Professor Benjamin Cowling of the University of Hong Kong, a top epidemiologist in the city, on Wednesday launched a scathing attack on the policy change – aimed at easing Beijing concerns and reopening the border – branding it “ridiculous” and “unethical”.
Speaking out on Twitter, Cowling said the policy was a “waste of resources and actively harming the patient with no community benefit to offset against”.
“That makes it unethical surely,” he said. “I hope it doesn’t also apply to ‘re-positives’, that would be even more ridiculous”.
The Patients’ Rights Association, a group championing medical causes with a focus on underprivileged residents, meanwhile, warned that authorities risked discouraging low-income patients from getting tested for fear of being locked up for a sustained period of time without pay.
“The government should remove economic disincentives for poor people to seek medical help, either in the form of direct subsidies, or by asking the Community Care Fund or charities to step in to help,” the association’s Tim Pang Hung-cheong told the Post on Wednesday.

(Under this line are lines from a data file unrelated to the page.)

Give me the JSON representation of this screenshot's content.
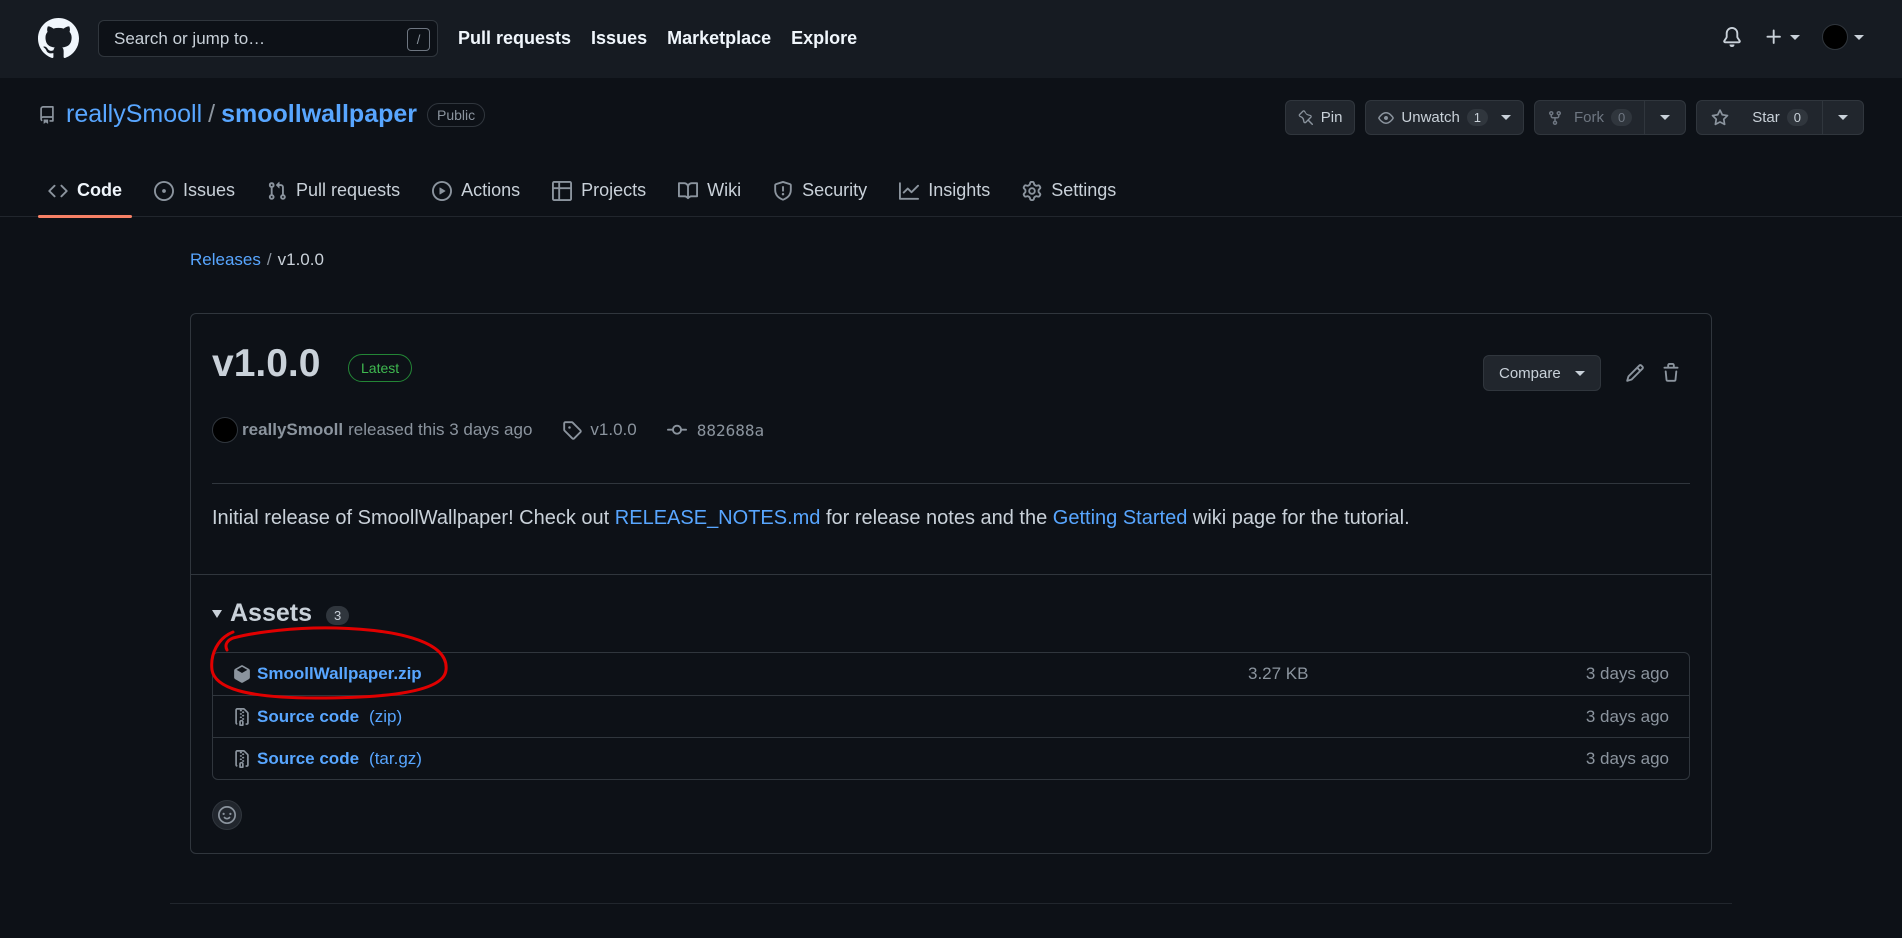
{
  "header": {
    "search_placeholder": "Search or jump to…",
    "search_shortcut": "/",
    "nav": [
      "Pull requests",
      "Issues",
      "Marketplace",
      "Explore"
    ]
  },
  "repo": {
    "owner": "reallySmooll",
    "separator": "/",
    "name": "smoollwallpaper",
    "visibility": "Public",
    "pin_label": "Pin",
    "unwatch_label": "Unwatch",
    "watch_count": "1",
    "fork_label": "Fork",
    "fork_count": "0",
    "star_label": "Star",
    "star_count": "0"
  },
  "tabs": [
    {
      "label": "Code",
      "icon": "code-icon"
    },
    {
      "label": "Issues",
      "icon": "issue-icon"
    },
    {
      "label": "Pull requests",
      "icon": "pull-request-icon"
    },
    {
      "label": "Actions",
      "icon": "play-icon"
    },
    {
      "label": "Projects",
      "icon": "table-icon"
    },
    {
      "label": "Wiki",
      "icon": "book-icon"
    },
    {
      "label": "Security",
      "icon": "shield-icon"
    },
    {
      "label": "Insights",
      "icon": "graph-icon"
    },
    {
      "label": "Settings",
      "icon": "gear-icon"
    }
  ],
  "breadcrumb": {
    "releases": "Releases",
    "sep": "/",
    "current": "v1.0.0"
  },
  "release": {
    "title": "v1.0.0",
    "badge": "Latest",
    "compare_label": "Compare",
    "author": "reallySmooll",
    "released_text": "released this 3 days ago",
    "tag": "v1.0.0",
    "commit": "882688a",
    "body": {
      "part1": "Initial release of SmoollWallpaper! Check out ",
      "link1": "RELEASE_NOTES.md",
      "part2": " for release notes and the ",
      "link2": "Getting Started",
      "part3": " wiki page for the tutorial."
    },
    "assets_label": "Assets",
    "assets_count": "3",
    "assets": [
      {
        "name": "SmoollWallpaper.zip",
        "suffix": "",
        "size": "3.27 KB",
        "date": "3 days ago",
        "icon": "package-icon"
      },
      {
        "name": "Source code",
        "suffix": "(zip)",
        "size": "",
        "date": "3 days ago",
        "icon": "file-zip-icon"
      },
      {
        "name": "Source code",
        "suffix": "(tar.gz)",
        "size": "",
        "date": "3 days ago",
        "icon": "file-zip-icon"
      }
    ]
  },
  "colors": {
    "accent": "#58a6ff",
    "tab_underline": "#f78166",
    "latest": "#3fb950",
    "annotation": "#e00000"
  }
}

“The city’s low-income residents who are just getting by cannot afford to lose a day’s income, and might even lose their jobs due to a long absence from work.”

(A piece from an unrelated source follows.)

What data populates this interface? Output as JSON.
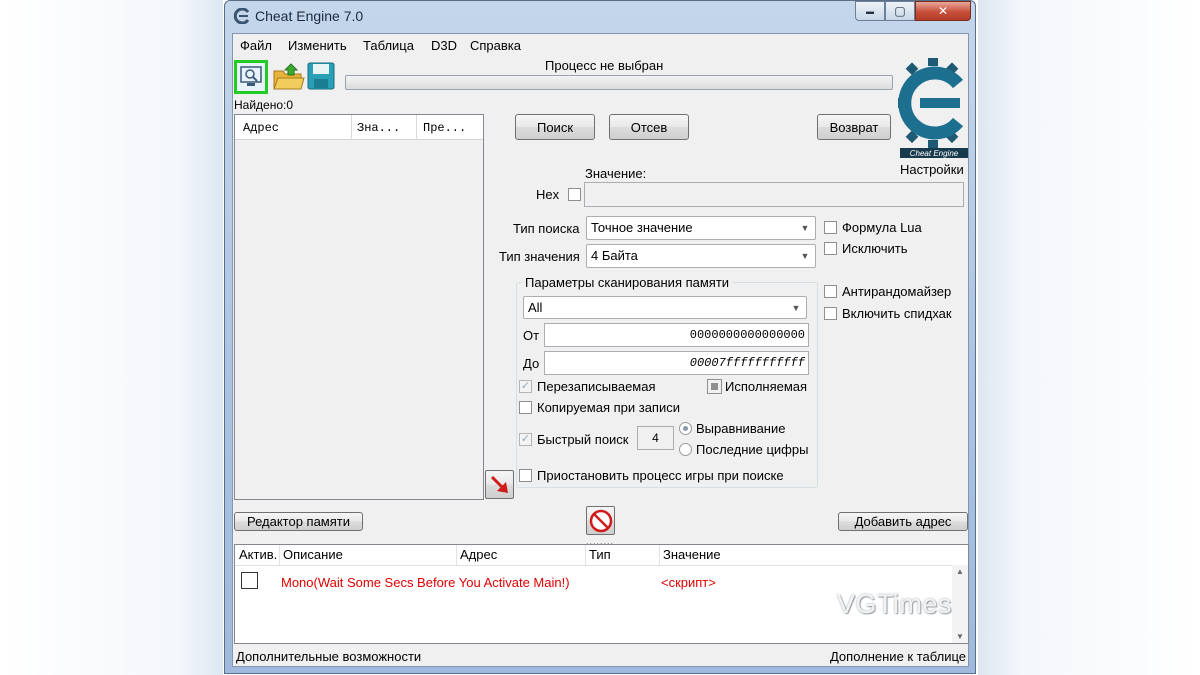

The developments came as Hong Kong on Wednesday confirmed five new Covid-19 infections, all imported and fully vaccinated, taking the local tally to 12,335 cases, with 213 related deaths.
City officials have been engaged in a prolonged bid to secure approval from Beijing for the resumption of quarantine-free, cross-border travel.

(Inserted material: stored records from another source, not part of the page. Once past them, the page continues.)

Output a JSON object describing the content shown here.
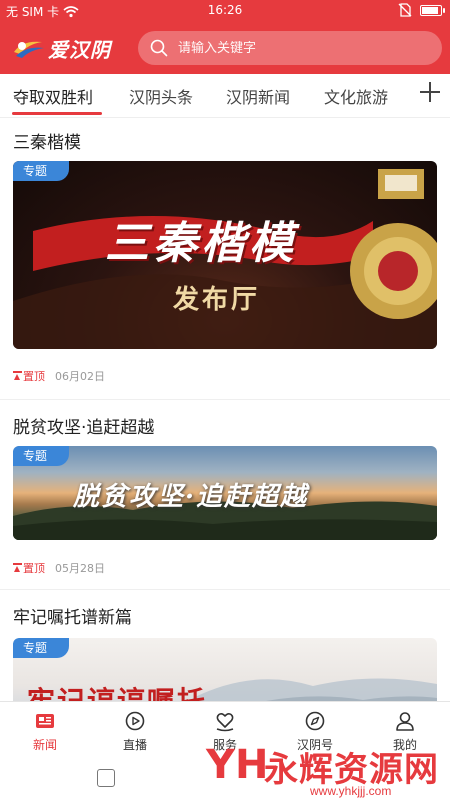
{
  "status_bar": {
    "carrier": "无 SIM 卡",
    "time": "16:26"
  },
  "header": {
    "logo_text": "爱汉阴",
    "search_placeholder": "请输入关键字",
    "accent_color": "#e63a3e"
  },
  "tabs": [
    {
      "label": "夺取双胜利",
      "active": true
    },
    {
      "label": "汉阴头条",
      "active": false
    },
    {
      "label": "汉阴新闻",
      "active": false
    },
    {
      "label": "文化旅游",
      "active": false
    }
  ],
  "feed": [
    {
      "title": "三秦楷模",
      "badge": "专题",
      "image_title": "三秦楷模",
      "image_subtitle": "发布厅",
      "pinned_label": "置顶",
      "date": "06月02日"
    },
    {
      "title": "脱贫攻坚·追赶超越",
      "badge": "专题",
      "image_title": "脱贫攻坚·追赶超越",
      "pinned_label": "置顶",
      "date": "05月28日"
    },
    {
      "title": "牢记嘱托谱新篇",
      "badge": "专题",
      "image_title": "牢记谆谆嘱托"
    }
  ],
  "bottom_nav": [
    {
      "label": "新闻",
      "icon": "news-icon",
      "active": true
    },
    {
      "label": "直播",
      "icon": "live-play-icon",
      "active": false
    },
    {
      "label": "服务",
      "icon": "service-heart-icon",
      "active": false
    },
    {
      "label": "汉阴号",
      "icon": "compass-icon",
      "active": false
    },
    {
      "label": "我的",
      "icon": "user-icon",
      "active": false
    }
  ],
  "watermark": {
    "logo": "YH",
    "text": "永辉资源网",
    "url": "www.yhkjjj.com"
  }
}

But the first meeting involving experts and officials from both sides last month ended with little progress and no timetable, only suggestions aimed at improving the city’s anti-pandemic controls, including tightening patient discharge rules.
On Tuesday, Hong Kong leader Carrie Lam Cheng Yuet-ngor announced a raft of major changes, including revoking quarantine exemption privileges to most groups previously deemed essential for business and the city’s daily operations.
Another key change centred on tightening discharge conditions for infected people from Wednesday, allowing them to leave hospital only after testing negative twice. They must then spend an additional 14 days in quarantine at a separate facility – a policy aligned with the mainland’s.
Explaining the move, a government spokesman said the tighter rules were in keeping with the city’s zero-Covid stance and would “further reduce the risk of such patients bringing the virus into the community to a minimum”.
He added: “It will also lower the risk of the virus spreading in the community due to possible repositive situations.”
There are currently 49 Covid-19 patients in public hospitals in Hong Kong. Those who meet the new discharge criteria will be transferred directly to the North Lantau Hospital Hong Kong Infection Control Centre to carry out the two-week quarantine and undergo health monitoring.
To be released, symptomatic patients must have normal body temperature for more than three days, significant improvement in clinical symptoms, and two negative coronavirus tests taken at least 24 hours apart. They must also go at least 10 days without displaying any symptoms.
Asymptomatic patients must have two negative Covid-19 tests taken at least 24 hours apart and have a minimum of 10 days pass after their first positive result.
Under the previous regime, patients were allowed to leave hospital if their viral load was low enough that they were considered unable to infect others, and they were not required to test negative.
Pang said he understood the public was anxious to get the border reopened for travel and economic reasons, but stressed a fine balance needed to be struck, and the latest measures risked deviating too far from the protection of patients’ rights.
Alex Lam Chi-yau, chairman of the NGO Hong Kong Patients’ Voices, also acknowledged the public interest involved, but warned the new rules could “further deter” businessmen and other local residents from coming to the city, as a positive coronavirus test result could land them in a long hospital confinement and quarantine.
Respiratory medicine specialist Dr Leung Chi-chiu, however, told a radio programme that the previous discharge rules could allow false-negative patients back into the community, and were set at a time when public hospitals were coping with too many cases during previous coronavirus waves.
But Cowling, the epidemiologist, said he believed the policy was not medically justified.
“They are no longer a threat if they are discharged,” he said. “There has never been any report of any recovered case triggering a community outbreak, and that’s the same as the rest of the world.”